“Manda a los hijos de Israel que te traigan para el alumbrado aceite puro de olivas machacadas, para hacer arder las lámparas continuamente” (Lev. 24:2).“Vosotros sois la luz del mundo… Así alumbre vuestra luz delante de los hombres, para que vean vuestras buenas obras, y glorifiquen a vuestro Padre celestial”(Mat. 5:14, 16).
Ayer estuvimos viendo que tenemos que atender a nuestra relación con el Señor“continuamente” para ser luz, que esto requiere tiempo y dedicación, y que no es un trabajo menos importante que servir en lo grande ante los ojos del mundo. Nuestra lámpara tiene que estar dando luz día y noche por medio de todo lo que hacemos. Para ello tenemos que llenarnos del aceite del Espíritu cada día. Esto significa mantenernos llenos del Espíritu Santo. Diariamente dejamos que Él nos escudriñe (Salmo 139:3, 23) para ver si hay pecado en nosotros que no permite que nuestra luz alumbre, confesarlo y rectificar. El pecado emboza el conducto por donde tiene que pasar el aceite:
· ¿Hay una relación que no funciona por mi culpa?
· ¿Tengo una actitud incorrecta? ¿Hay sentimientos malos en mi corazón?
· ¿Ha entrado algo del mundo en mi pensamiento?
· ¿Tengo dudas en cuanto a Dios? ¿Estoy contenta en el Señor?
· ¿Estoy confiando en Él en los problemas que tengo?
· ¿Busco, acepto y vivo su voluntad?
· ¿Dedico lo suficiente a la oración? ¿La Palabra?
· ¿Sale lo que debe de mi boca?
· ¿Estoy cuidando bien mi cuerpo? ¿Me visto correctamente?
· ¿Administro bien el dinero? ¿Mi tiempo?
Todo esto entra en mi relación con Dios. Si hay una cosa que va mal, se produce una grieta en mi depósito, y ya no estoy llena del Espíritu Santo. Lo tengo que arreglar para poder llenarme.

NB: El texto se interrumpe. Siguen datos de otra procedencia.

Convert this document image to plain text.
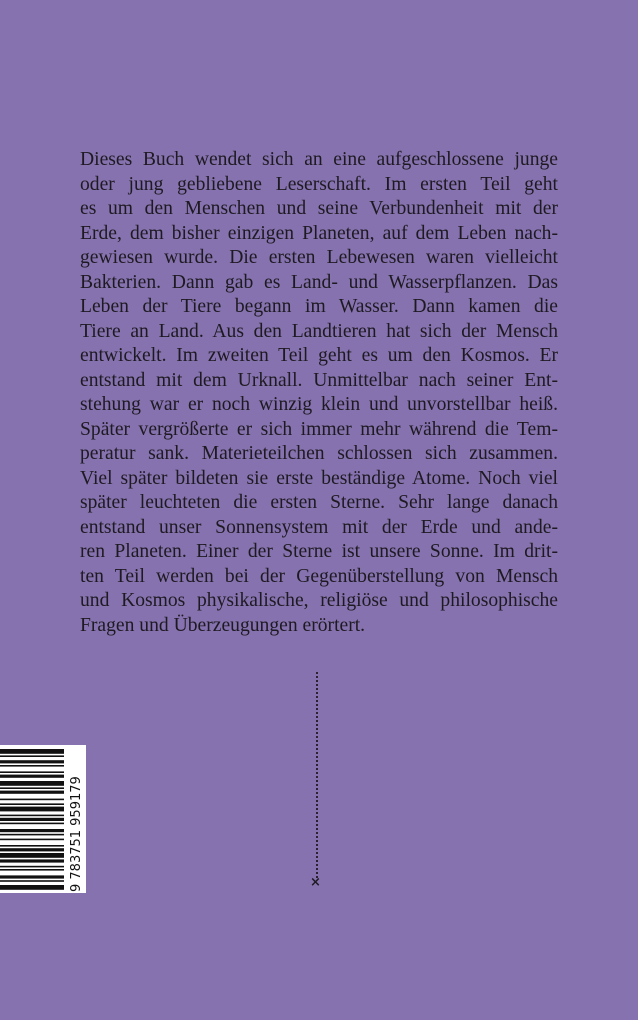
Dieses Buch wendet sich an eine aufgeschlossene junge
oder jung gebliebene Leserschaft. Im ersten Teil geht
es um den Menschen und seine Verbundenheit mit der
Erde, dem bisher einzigen Planeten, auf dem Leben nach-
gewiesen wurde. Die ersten Lebewesen waren vielleicht
Bakterien. Dann gab es Land- und Wasserpflanzen. Das
Leben der Tiere begann im Wasser. Dann kamen die
Tiere an Land. Aus den Landtieren hat sich der Mensch
entwickelt. Im zweiten Teil geht es um den Kosmos. Er
entstand mit dem Urknall. Unmittelbar nach seiner Ent-
stehung war er noch winzig klein und unvorstellbar heiß.
Später vergrößerte er sich immer mehr während die Tem-
peratur sank. Materieteilchen schlossen sich zusammen.
Viel später bildeten sie erste beständige Atome. Noch viel
später leuchteten die ersten Sterne. Sehr lange danach
entstand unser Sonnensystem mit der Erde und ande-
ren Planeten. Einer der Sterne ist unsere Sonne. Im drit-
ten Teil werden bei der Gegenüberstellung von Mensch
und Kosmos physikalische, religiöse und philosophische
Fragen und Überzeugungen erörtert.
×
9 783751 959179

Otra cosa obvia tenemos que notar es lo siguiente: el combustible de la lámpara es el aceite del Espíritu Santo; no soy yo. Lo que soy en mi carne no alumbra. El combustible no son mis esfuerzos, mi atractivo personal, mis iniciativas, mis proyectos, mi inteligencia, mi carisma, sino el Espíritu de Dios. Mi vida en la carne no puede dar luz, ni mi vieja manera de ser, mis deseos carnales, mis idiosincrasias. Todo esto es parte del YO que tiene que estar clavado en la cruz. Si funciono en base a lo que soy en la carne y con ello pretendo servir a Dios, me voy a quemar. Estos son los que quedan “quemados” por su servicio cristiano. Cuando uno sirve al Señor lleno del Espíritu Santo no se quema, sino alumbra.
Esta es la manera de dar luz en este mundo, con el Yo crucificado, viviendo conforme a la Palabra de Dios, en la voluntad de Dios, dependiente del Señor, en una relación de amor con Él, lleno del Espíritu Santo, amando a los demás. ¡Por eso es un trabajo “continuo” mantener la lámpara ardiendo! Es un trabajo sagrado, tan importante como predicar desde un púlpito, u organizar grandes eventos evangélicos. Es un trabajo gozoso el de convivir con el Señor, atender a la relación con Él, escuchar su voz, corregir lo que está mal y volver a llenarnos de su Palabra y de de su Espíritu. La lámpara era un objeto hermoso de artesanía pura (Ex. 37:19), pero su valor no consistía en sí mismo, sino en dar luz.